杨磊, 林承键, 贾会明, 马南茹, 王东玺, 杨峰, 徐新星, 孙立杰, 温培威, 钟福鹏, 孙浩瀚, 张焕乔. 用转移反应研究6He奇特核体系的光学势[J]. 原子能科学技术, 2019, 53(10): 1762-1772. DOI: 10.7538/yzk.2019.53.10.1762
引用本文: 杨磊, 林承键, 贾会明, 马南茹, 王东玺, 杨峰, 徐新星, 孙立杰, 温培威, 钟福鹏, 孙浩瀚, 张焕乔. 用转移反应研究6He奇特核体系的光学势[J]. 原子能科学技术, 2019, 53(10): 1762-1772. DOI: 10.7538/yzk.2019.53.10.1762
YANG Lei, LIN Chengjian, JIA Huiming, MA Nanru, WANG Dongxi, YANG Feng, XU Xinxing, SUN Lijie, WEN Peiwei, ZHONG Fupeng, SUN Haohan, ZHANG Huanqiao.

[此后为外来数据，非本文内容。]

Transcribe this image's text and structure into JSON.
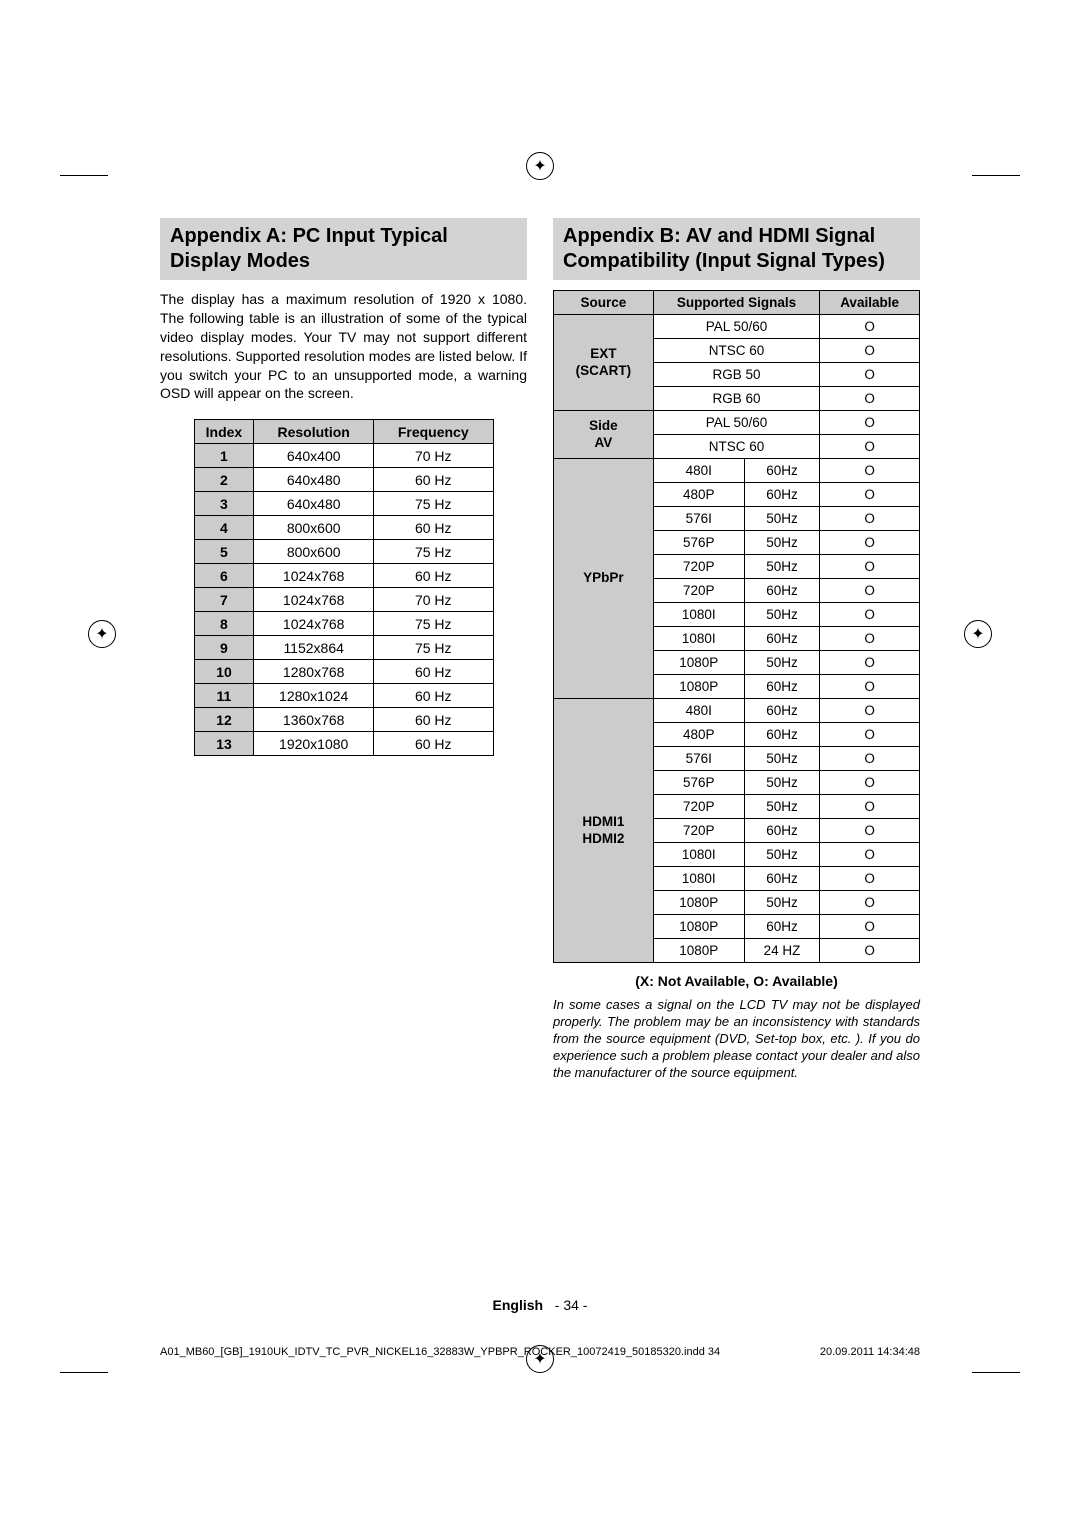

Study of Optical Potential of 6He Halo Nuclear System by Transfer Reaction[J]. Atomic Energy Science and Technology, 2019, 53(10): 1762-1772. DOI: 10.7538/yzk.2019.53.10.1762
Citation: YANG Lei, LIN Chengjian, JIA Huiming, MA Nanru, WANG Dongxi, YANG Feng, XU Xinxing, SUN Lijie, WEN Peiwei, ZHONG Fupeng, SUN Haohan, ZHANG Huanqiao. Study of Optical Potential of 6He Halo Nuclear System by Transfer Reaction[J]. Atomic Energy Science and Technology, 2019, 53(10): 1762-1772. DOI: 10.7538/yzk.2019.53.10.1762

用转移反应研究6He奇特核体系的光学势

Study of Optical Potential of 6He Halo Nuclear System by Transfer Reaction

  • 摘要: 由于受到放射性束强度弱、品质差的限制,奇特核体系的光学势性质一直是亟待解决的国际难题。本工作利用稳定束的转移反应作为探针,深入研究了反应出射道奇特核体系的光学势性质。利用中国原子能科学研究院的HI-13串列加速器在近库仑位垒能区高精度测量了7Li+63Cu、208Pb的弹性散射以及单质子转移反应角分布,并利用扭曲波玻恩近似(DWBA)和耦合反应道(CRC)方法对实验数据进行了拟合,抽取了出射道6He+64Zn、209Bi晕核体系的光学势参数。所得参数可重现文献中已有的6He体系的弹性散射角分布,验证了这种方法的可靠性。对所得势参数的能量相依性的分析表明,在重体系6He+209Bi中,基于因果律的色散关系并不适用,其潜在的物理原因还需进一步深入研究。

     

    Abstract: Due to the limits of the intensity and quality of the radioactive ion beams, it is difficult to extract the reliable optical potentials of halo nuclei directly from elastic scattering measurements. Therefore, it is still a challenging task to study the properties of the optical potentials of halo nuclear systems. The optical potentials of 6He halo nuclear systems were extracted by measuring the transfer reactions with stable beams. The angular distributions of elastic scattering and one-proton transfer reactions of 7Li+63Cu and 208Pb were measured at energies around the Coulomb barrier. The optical potentials of 6He+64Zn and 209Bi systems in the exit channel were extracted by fitting the transfer reaction data with the distorted-wave Born approximation (DWBA) and coupled reaction channels (CRC) methods, respectively. The derived potential parameters can reproduce the existing experimental elastic scattering data at the corresponding energies, which verifies the validity of the transfer reaction method. According to the energy dependence of the optical potentials, it’s found that the dispersion relation, which is based on the causality principle, is not applicable for the 6He+209Bi system. The possible explanations for such a peculiar behavior were discussed, but further study is still desired for the underlying physics.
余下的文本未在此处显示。